Here's the most recent edition of Fresh Air with Terry Gross. Although he doesn't say it, I wonder if there's not an implication that the current movement on the right is fueled by Mormon ideology or at least Mormon thinkers (the way the right's last 10 years or more have been shaped by evangelical Christians and their thinkers).
Here, Philadelphia's own, Terry Gross interviews reporter David Weigel, who was at the Value Voter's seminar posted about yesterday (on which I scooped the Daily Show by about two hours, but not Rachel Maddow).
Weigel writes for the Web magazine The Washington Independent. He's a former associate editor at the libertarian magazine Reason, and he's been published in liberal and conservative magazines, including The Nation, the American Conservative, the American Spectator and the American Prospect.

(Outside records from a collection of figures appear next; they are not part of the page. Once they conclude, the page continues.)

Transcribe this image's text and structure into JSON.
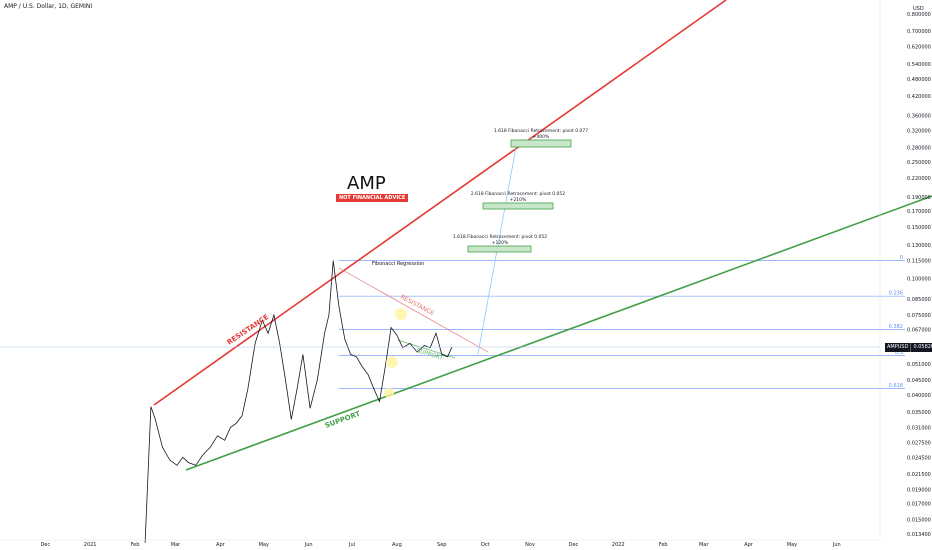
{
  "header": {
    "symbol_line": "AMP / U.S. Dollar, 1D, GEMINI",
    "currency": "USD"
  },
  "annotations": {
    "title": "AMP",
    "advice": "NOT FINANCIAL ADVICE",
    "fib_regression": "Fibonacci Regression",
    "resistance_main": "RESISTANCE",
    "support_main": "SUPPORT",
    "resistance_small": "RESISTANCE",
    "support_small": "SUPPORT",
    "fib_targets": [
      {
        "line1": "1.618 Fibonacci Retracement: pivot 0.077",
        "line2": "+400%"
      },
      {
        "line1": "2.618 Fibonacci Retracement: pivot 0.052",
        "line2": "+210%"
      },
      {
        "line1": "1.618 Fibonacci Retracement: pivot 0.052",
        "line2": "+120%"
      }
    ],
    "fib_levels": [
      "0",
      "0.236",
      "0.382",
      "0.5",
      "0.618"
    ]
  },
  "price_tag": {
    "symbol": "AMPUSD",
    "value": "0.058200"
  },
  "colors": {
    "resistance": "#e53935",
    "support": "#43a047",
    "fib_line": "#5d8ef5",
    "price": "#131722",
    "target_fill": "#c8e6c9",
    "target_stroke": "#43a047"
  },
  "chart_data": {
    "type": "line",
    "scale": "log",
    "y_ticks": [
      "0.800000",
      "0.700000",
      "0.620000",
      "0.540000",
      "0.480000",
      "0.420000",
      "0.360000",
      "0.320000",
      "0.280000",
      "0.250000",
      "0.220000",
      "0.190000",
      "0.170000",
      "0.150000",
      "0.130000",
      "0.115000",
      "0.100000",
      "0.085000",
      "0.075000",
      "0.067000",
      "0.058200",
      "0.051000",
      "0.045000",
      "0.040000",
      "0.035000",
      "0.031000",
      "0.027500",
      "0.024500",
      "0.021500",
      "0.019000",
      "0.017000",
      "0.015000",
      "0.013400"
    ],
    "x_ticks": [
      "Dec",
      "2021",
      "Feb",
      "Mar",
      "Apr",
      "May",
      "Jun",
      "Jul",
      "Aug",
      "Sep",
      "Oct",
      "Nov",
      "Dec",
      "2022",
      "Feb",
      "Mar",
      "Apr",
      "May",
      "Jun"
    ],
    "series": [
      {
        "x": [
          "2021-02-08",
          "2021-02-12",
          "2021-02-15",
          "2021-02-20",
          "2021-02-25",
          "2021-03-02",
          "2021-03-06",
          "2021-03-10",
          "2021-03-15",
          "2021-03-20",
          "2021-03-25",
          "2021-03-30",
          "2021-04-04",
          "2021-04-08",
          "2021-04-12",
          "2021-04-16",
          "2021-04-20",
          "2021-04-25",
          "2021-04-30",
          "2021-05-04",
          "2021-05-08",
          "2021-05-12",
          "2021-05-16",
          "2021-05-20",
          "2021-05-24",
          "2021-05-28",
          "2021-06-02",
          "2021-06-07",
          "2021-06-12",
          "2021-06-15",
          "2021-06-18",
          "2021-06-22",
          "2021-06-26",
          "2021-06-30",
          "2021-07-04",
          "2021-07-08",
          "2021-07-12",
          "2021-07-16",
          "2021-07-20",
          "2021-07-24",
          "2021-07-28",
          "2021-08-01",
          "2021-08-05",
          "2021-08-10",
          "2021-08-15",
          "2021-08-20",
          "2021-08-24",
          "2021-08-28",
          "2021-09-01",
          "2021-09-05",
          "2021-09-08"
        ],
        "y": [
          0.0125,
          0.0365,
          0.033,
          0.0265,
          0.024,
          0.023,
          0.0245,
          0.0235,
          0.023,
          0.025,
          0.0265,
          0.029,
          0.028,
          0.031,
          0.032,
          0.034,
          0.042,
          0.06,
          0.072,
          0.065,
          0.075,
          0.06,
          0.045,
          0.033,
          0.042,
          0.055,
          0.036,
          0.045,
          0.065,
          0.075,
          0.115,
          0.08,
          0.062,
          0.055,
          0.054,
          0.05,
          0.047,
          0.042,
          0.038,
          0.05,
          0.068,
          0.064,
          0.058,
          0.06,
          0.056,
          0.059,
          0.058,
          0.065,
          0.055,
          0.054,
          0.0582
        ]
      }
    ]
  }
}
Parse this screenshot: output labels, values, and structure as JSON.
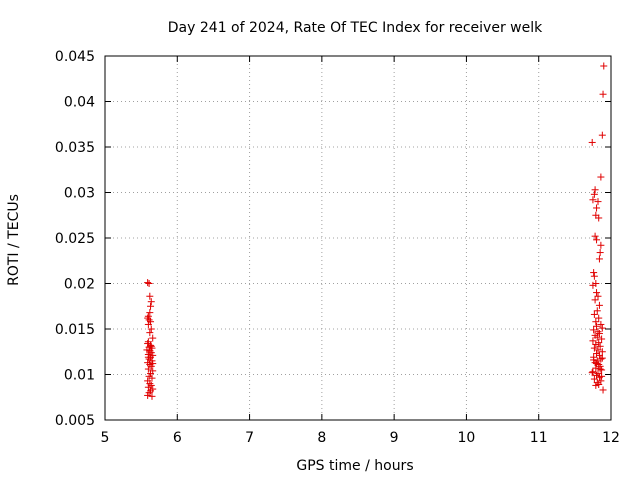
{
  "chart_data": {
    "type": "scatter",
    "title": "Day 241 of 2024, Rate Of TEC Index for receiver welk",
    "xlabel": "GPS time / hours",
    "ylabel": "ROTI / TECUs",
    "xlim": [
      5,
      12
    ],
    "ylim": [
      0.005,
      0.045
    ],
    "xticks": [
      5,
      6,
      7,
      8,
      9,
      10,
      11,
      12
    ],
    "xtick_labels": [
      "5",
      "6",
      "7",
      "8",
      "9",
      "10",
      "11",
      "12"
    ],
    "yticks": [
      0.005,
      0.01,
      0.015,
      0.02,
      0.025,
      0.03,
      0.035,
      0.04,
      0.045
    ],
    "ytick_labels": [
      "0.005",
      "0.01",
      "0.015",
      "0.02",
      "0.025",
      "0.03",
      "0.035",
      "0.04",
      "0.045"
    ],
    "grid": true,
    "marker": "+",
    "color": "#e00000",
    "series": [
      {
        "name": "ROTI",
        "points": [
          [
            5.59,
            0.0201
          ],
          [
            5.61,
            0.02
          ],
          [
            5.62,
            0.0186
          ],
          [
            5.64,
            0.018
          ],
          [
            5.63,
            0.0175
          ],
          [
            5.62,
            0.0168
          ],
          [
            5.6,
            0.0164
          ],
          [
            5.59,
            0.0162
          ],
          [
            5.61,
            0.016
          ],
          [
            5.63,
            0.0158
          ],
          [
            5.6,
            0.0155
          ],
          [
            5.64,
            0.015
          ],
          [
            5.62,
            0.0146
          ],
          [
            5.66,
            0.014
          ],
          [
            5.6,
            0.0136
          ],
          [
            5.59,
            0.0134
          ],
          [
            5.63,
            0.0132
          ],
          [
            5.61,
            0.013
          ],
          [
            5.65,
            0.0129
          ],
          [
            5.58,
            0.0127
          ],
          [
            5.62,
            0.0126
          ],
          [
            5.64,
            0.0124
          ],
          [
            5.6,
            0.0122
          ],
          [
            5.66,
            0.0121
          ],
          [
            5.63,
            0.0119
          ],
          [
            5.61,
            0.0117
          ],
          [
            5.65,
            0.0115
          ],
          [
            5.59,
            0.0113
          ],
          [
            5.62,
            0.0111
          ],
          [
            5.64,
            0.0109
          ],
          [
            5.6,
            0.0106
          ],
          [
            5.66,
            0.0104
          ],
          [
            5.63,
            0.0101
          ],
          [
            5.61,
            0.0098
          ],
          [
            5.65,
            0.0096
          ],
          [
            5.59,
            0.0093
          ],
          [
            5.62,
            0.009
          ],
          [
            5.64,
            0.0088
          ],
          [
            5.6,
            0.0086
          ],
          [
            5.66,
            0.0084
          ],
          [
            5.63,
            0.0082
          ],
          [
            5.61,
            0.008
          ],
          [
            5.59,
            0.0077
          ],
          [
            5.65,
            0.0076
          ],
          [
            5.62,
            0.0126
          ],
          [
            5.64,
            0.0131
          ],
          [
            5.6,
            0.0119
          ],
          [
            5.66,
            0.0112
          ],
          [
            11.9,
            0.0439
          ],
          [
            11.89,
            0.0408
          ],
          [
            11.88,
            0.0363
          ],
          [
            11.74,
            0.0355
          ],
          [
            11.86,
            0.0317
          ],
          [
            11.78,
            0.0303
          ],
          [
            11.77,
            0.0298
          ],
          [
            11.75,
            0.0292
          ],
          [
            11.82,
            0.029
          ],
          [
            11.8,
            0.0283
          ],
          [
            11.79,
            0.0275
          ],
          [
            11.83,
            0.0272
          ],
          [
            11.78,
            0.0252
          ],
          [
            11.8,
            0.0248
          ],
          [
            11.86,
            0.0242
          ],
          [
            11.85,
            0.0234
          ],
          [
            11.84,
            0.0227
          ],
          [
            11.76,
            0.0212
          ],
          [
            11.77,
            0.0208
          ],
          [
            11.79,
            0.02
          ],
          [
            11.75,
            0.0198
          ],
          [
            11.8,
            0.019
          ],
          [
            11.82,
            0.0186
          ],
          [
            11.78,
            0.0182
          ],
          [
            11.84,
            0.0176
          ],
          [
            11.81,
            0.017
          ],
          [
            11.77,
            0.0166
          ],
          [
            11.83,
            0.0162
          ],
          [
            11.79,
            0.0158
          ],
          [
            11.86,
            0.0155
          ],
          [
            11.8,
            0.0153
          ],
          [
            11.88,
            0.0151
          ],
          [
            11.76,
            0.0149
          ],
          [
            11.82,
            0.0147
          ],
          [
            11.84,
            0.0145
          ],
          [
            11.78,
            0.0143
          ],
          [
            11.81,
            0.0141
          ],
          [
            11.87,
            0.0139
          ],
          [
            11.75,
            0.0137
          ],
          [
            11.83,
            0.0135
          ],
          [
            11.79,
            0.0133
          ],
          [
            11.85,
            0.0131
          ],
          [
            11.77,
            0.0129
          ],
          [
            11.82,
            0.0127
          ],
          [
            11.88,
            0.0125
          ],
          [
            11.8,
            0.0123
          ],
          [
            11.84,
            0.0121
          ],
          [
            11.76,
            0.0119
          ],
          [
            11.86,
            0.0117
          ],
          [
            11.81,
            0.0115
          ],
          [
            11.78,
            0.0113
          ],
          [
            11.83,
            0.0111
          ],
          [
            11.85,
            0.0109
          ],
          [
            11.79,
            0.0107
          ],
          [
            11.87,
            0.0105
          ],
          [
            11.75,
            0.0103
          ],
          [
            11.82,
            0.0101
          ],
          [
            11.8,
            0.0099
          ],
          [
            11.84,
            0.0097
          ],
          [
            11.77,
            0.0095
          ],
          [
            11.86,
            0.0093
          ],
          [
            11.81,
            0.0091
          ],
          [
            11.83,
            0.0089
          ],
          [
            11.79,
            0.0088
          ],
          [
            11.89,
            0.0083
          ],
          [
            11.88,
            0.0118
          ],
          [
            11.76,
            0.0116
          ],
          [
            11.8,
            0.0112
          ],
          [
            11.85,
            0.0106
          ],
          [
            11.74,
            0.0102
          ],
          [
            11.87,
            0.0098
          ]
        ]
      }
    ]
  }
}
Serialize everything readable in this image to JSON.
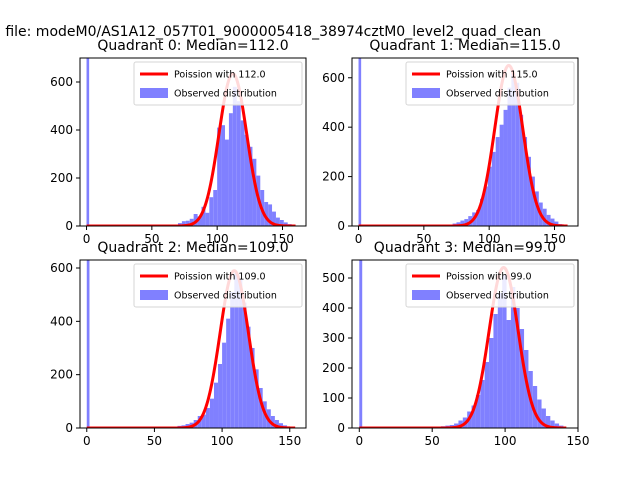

Listen to this interview, it's a good one and it's an important one. Here's some interesting links that I've posted within a segment of this interview's transcript, so you can read this part as you listen and learn about some of these references. In particular, be sure to read the Salon piece on Cleon Skousen.
GROSS: So why do you think there is this now strengthened concern on the right about the Constitution being undermined? Where is that coming from?
Mr. WEIGEL: Well, it was always there, but there's been a rediscovery of some primary texts of the conservative movement recently. And one that you heard about at the Values Voter Summit, one you've heard about a lot recently, it's been selling out at Amazon, selling out of bookstores and in huge demand at libraries is Cleon Skousen's "The 5,000 Year Leap," which is - he was a Mormon scholar, theologian with a few conspiratorial directions, if I want to be kind to him, who argued that the founders had 28 concepts that guided them, and they were all - they were divine concepts. Americans, in getting away from that, are getting away from God's vision for the country.
Mr. WEIGEL: And I'm usually loath to prescribe a lot of the movement's power to one book, but a lot of it comes from there. A lot of it comes from their discovery of Saul Alinsky's "Rules for Radicals," which they - and when I say they, I'm saying social conservatives, economic conservatives believe Barack Obama and liberals use successfully to tear their movement down.
They view that it's sort of an antithetical text. It's here are European socialists whose vision for America is not inspired by God but inspired by atheistic Marxism. Here is how they want to tear the institutions down. So they're trying to reverse-engineer that. And so I think it's been very direct and - actually, you know, sort of scholarly interpretation of the way this stuff works. And one thing I think's important is that, as there's - a lot of people have noticed, the center of the conservative punditocracy, let's say, has shifted from the Sean Hannity types to the more Glenn Beck, Mark Levin types.